Japanese Laid-Open Patent Publication No. H11-87650 describes a semiconductor integrated circuit device having a cylindrical capacitor. Japanese Laid-Open Patent Publication No. 2000-196039 describes a method of manufacturing a semiconductor memory device using CMP, aiming at preventing the lower electrode film or the like from being damaged by etching.
The present inventors have recognized as follows. Because the lower electrode film is removed by etchback in the procedures of the method of manufacturing a semiconductor device having a cylindrical capacitor as shown in FIGS. 5A to 5D and FIGS. 6A to 6C, the method has raised a problem in that the upper end portion of the lower electrode film 141 formed over the inner wall of the hole 130 may be removed by the etchback as shown in FIG. 5D. Such nonconformity has raised a problem in that the lower electrode film 141 may be reduced in the surface area, and thereby the capacitance may be reduced.
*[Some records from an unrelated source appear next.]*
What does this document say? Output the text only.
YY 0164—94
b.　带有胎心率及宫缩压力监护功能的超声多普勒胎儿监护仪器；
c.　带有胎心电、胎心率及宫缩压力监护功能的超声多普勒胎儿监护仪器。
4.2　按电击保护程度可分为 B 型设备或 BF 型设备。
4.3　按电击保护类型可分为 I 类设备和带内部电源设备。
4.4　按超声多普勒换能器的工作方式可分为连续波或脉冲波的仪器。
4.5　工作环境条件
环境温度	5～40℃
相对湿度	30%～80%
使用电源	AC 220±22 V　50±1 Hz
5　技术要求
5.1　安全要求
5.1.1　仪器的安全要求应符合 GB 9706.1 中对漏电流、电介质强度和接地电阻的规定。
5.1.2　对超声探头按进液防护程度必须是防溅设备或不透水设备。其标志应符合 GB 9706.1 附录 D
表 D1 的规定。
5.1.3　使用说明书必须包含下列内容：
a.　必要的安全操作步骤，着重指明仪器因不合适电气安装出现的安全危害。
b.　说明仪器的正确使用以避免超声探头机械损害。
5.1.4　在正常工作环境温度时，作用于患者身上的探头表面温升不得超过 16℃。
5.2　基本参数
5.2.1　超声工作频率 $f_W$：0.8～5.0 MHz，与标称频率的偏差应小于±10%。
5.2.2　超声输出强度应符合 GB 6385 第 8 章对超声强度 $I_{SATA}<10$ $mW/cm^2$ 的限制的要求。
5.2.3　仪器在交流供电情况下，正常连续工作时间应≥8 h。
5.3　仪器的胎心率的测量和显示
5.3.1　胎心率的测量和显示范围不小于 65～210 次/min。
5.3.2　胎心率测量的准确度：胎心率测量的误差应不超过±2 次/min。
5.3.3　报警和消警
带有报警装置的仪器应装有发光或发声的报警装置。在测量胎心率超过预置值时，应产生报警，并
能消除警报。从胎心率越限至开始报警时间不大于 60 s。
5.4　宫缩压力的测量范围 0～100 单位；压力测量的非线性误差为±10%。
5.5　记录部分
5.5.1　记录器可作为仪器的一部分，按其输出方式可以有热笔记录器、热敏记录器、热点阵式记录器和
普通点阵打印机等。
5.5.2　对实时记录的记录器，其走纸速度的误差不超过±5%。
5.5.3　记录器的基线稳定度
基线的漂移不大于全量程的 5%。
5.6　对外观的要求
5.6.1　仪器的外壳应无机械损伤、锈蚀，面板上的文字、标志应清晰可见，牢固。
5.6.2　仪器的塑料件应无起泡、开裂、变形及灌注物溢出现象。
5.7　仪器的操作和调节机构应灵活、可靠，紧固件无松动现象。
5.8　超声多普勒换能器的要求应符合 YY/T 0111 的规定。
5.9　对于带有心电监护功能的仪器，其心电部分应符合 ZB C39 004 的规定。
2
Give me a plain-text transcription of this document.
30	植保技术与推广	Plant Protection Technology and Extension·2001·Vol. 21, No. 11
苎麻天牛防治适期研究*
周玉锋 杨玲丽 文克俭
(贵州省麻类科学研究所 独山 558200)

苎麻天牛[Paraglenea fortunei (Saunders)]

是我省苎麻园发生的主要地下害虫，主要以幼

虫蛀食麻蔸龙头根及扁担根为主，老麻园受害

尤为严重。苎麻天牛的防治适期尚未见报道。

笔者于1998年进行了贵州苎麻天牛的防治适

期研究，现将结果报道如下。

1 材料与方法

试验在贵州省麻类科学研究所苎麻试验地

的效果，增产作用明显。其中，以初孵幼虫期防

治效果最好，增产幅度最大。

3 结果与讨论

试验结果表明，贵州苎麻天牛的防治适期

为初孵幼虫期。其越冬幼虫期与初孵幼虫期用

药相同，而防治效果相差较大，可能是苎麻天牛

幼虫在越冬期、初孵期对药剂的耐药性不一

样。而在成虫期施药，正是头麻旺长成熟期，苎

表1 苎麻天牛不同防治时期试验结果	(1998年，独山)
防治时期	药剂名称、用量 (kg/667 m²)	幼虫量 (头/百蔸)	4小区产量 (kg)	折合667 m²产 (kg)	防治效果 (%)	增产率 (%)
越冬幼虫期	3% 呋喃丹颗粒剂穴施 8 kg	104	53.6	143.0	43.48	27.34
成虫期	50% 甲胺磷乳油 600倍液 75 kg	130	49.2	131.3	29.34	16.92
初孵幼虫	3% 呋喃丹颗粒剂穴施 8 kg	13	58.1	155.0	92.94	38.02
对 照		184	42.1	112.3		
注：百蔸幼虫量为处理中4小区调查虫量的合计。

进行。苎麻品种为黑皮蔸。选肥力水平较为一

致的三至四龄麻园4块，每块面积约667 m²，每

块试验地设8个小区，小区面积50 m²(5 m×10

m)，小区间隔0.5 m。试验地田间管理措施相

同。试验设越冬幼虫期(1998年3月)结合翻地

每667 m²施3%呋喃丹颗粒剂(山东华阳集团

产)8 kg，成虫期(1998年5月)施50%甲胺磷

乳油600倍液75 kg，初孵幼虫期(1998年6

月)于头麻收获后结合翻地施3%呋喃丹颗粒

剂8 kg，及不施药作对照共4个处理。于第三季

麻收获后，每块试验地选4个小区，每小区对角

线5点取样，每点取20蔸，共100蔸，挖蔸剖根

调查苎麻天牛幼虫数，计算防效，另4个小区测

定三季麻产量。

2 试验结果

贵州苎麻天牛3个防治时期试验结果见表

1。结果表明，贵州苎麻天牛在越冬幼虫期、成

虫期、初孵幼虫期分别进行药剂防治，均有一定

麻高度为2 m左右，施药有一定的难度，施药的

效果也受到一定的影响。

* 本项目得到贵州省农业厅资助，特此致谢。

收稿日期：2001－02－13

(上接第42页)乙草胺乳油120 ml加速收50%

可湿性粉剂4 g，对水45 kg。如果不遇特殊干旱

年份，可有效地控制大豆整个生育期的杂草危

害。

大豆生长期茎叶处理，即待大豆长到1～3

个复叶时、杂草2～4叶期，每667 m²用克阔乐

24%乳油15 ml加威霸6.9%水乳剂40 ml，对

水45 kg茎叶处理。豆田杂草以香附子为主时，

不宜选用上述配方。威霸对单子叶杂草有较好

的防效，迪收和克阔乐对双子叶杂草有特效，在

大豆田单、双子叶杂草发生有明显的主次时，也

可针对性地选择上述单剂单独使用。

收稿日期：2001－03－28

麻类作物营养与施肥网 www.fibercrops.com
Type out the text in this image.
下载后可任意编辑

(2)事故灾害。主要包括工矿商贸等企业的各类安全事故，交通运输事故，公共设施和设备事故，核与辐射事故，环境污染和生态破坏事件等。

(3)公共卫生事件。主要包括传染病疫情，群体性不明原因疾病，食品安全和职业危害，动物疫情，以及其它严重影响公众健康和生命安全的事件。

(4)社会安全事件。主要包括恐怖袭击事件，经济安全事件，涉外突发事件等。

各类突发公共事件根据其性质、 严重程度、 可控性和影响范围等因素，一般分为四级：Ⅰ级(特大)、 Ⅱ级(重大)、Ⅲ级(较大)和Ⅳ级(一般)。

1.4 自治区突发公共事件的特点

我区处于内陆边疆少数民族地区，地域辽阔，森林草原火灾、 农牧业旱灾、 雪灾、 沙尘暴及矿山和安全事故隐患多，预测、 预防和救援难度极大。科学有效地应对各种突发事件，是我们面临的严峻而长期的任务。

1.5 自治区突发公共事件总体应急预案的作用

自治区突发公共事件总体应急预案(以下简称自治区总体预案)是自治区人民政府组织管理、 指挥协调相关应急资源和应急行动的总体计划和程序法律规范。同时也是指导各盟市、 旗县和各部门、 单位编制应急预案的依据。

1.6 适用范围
Even if the protective film 170 (photoresist film) should be formed so as to completely fill the hole 130 as shown in FIG. 5C, it may be difficult to avoid loss or removal of the upper end portion of the lower electrode film 141 in the etchback.
On the other hand, the CMP process as described in Japanese Laid-Open Patent Publication No. 2000-196039 may be likely to generate dust or scratching, and may therefore be not suitable at present as a method of forming a capacitance susceptible to leakage through the capacitor film.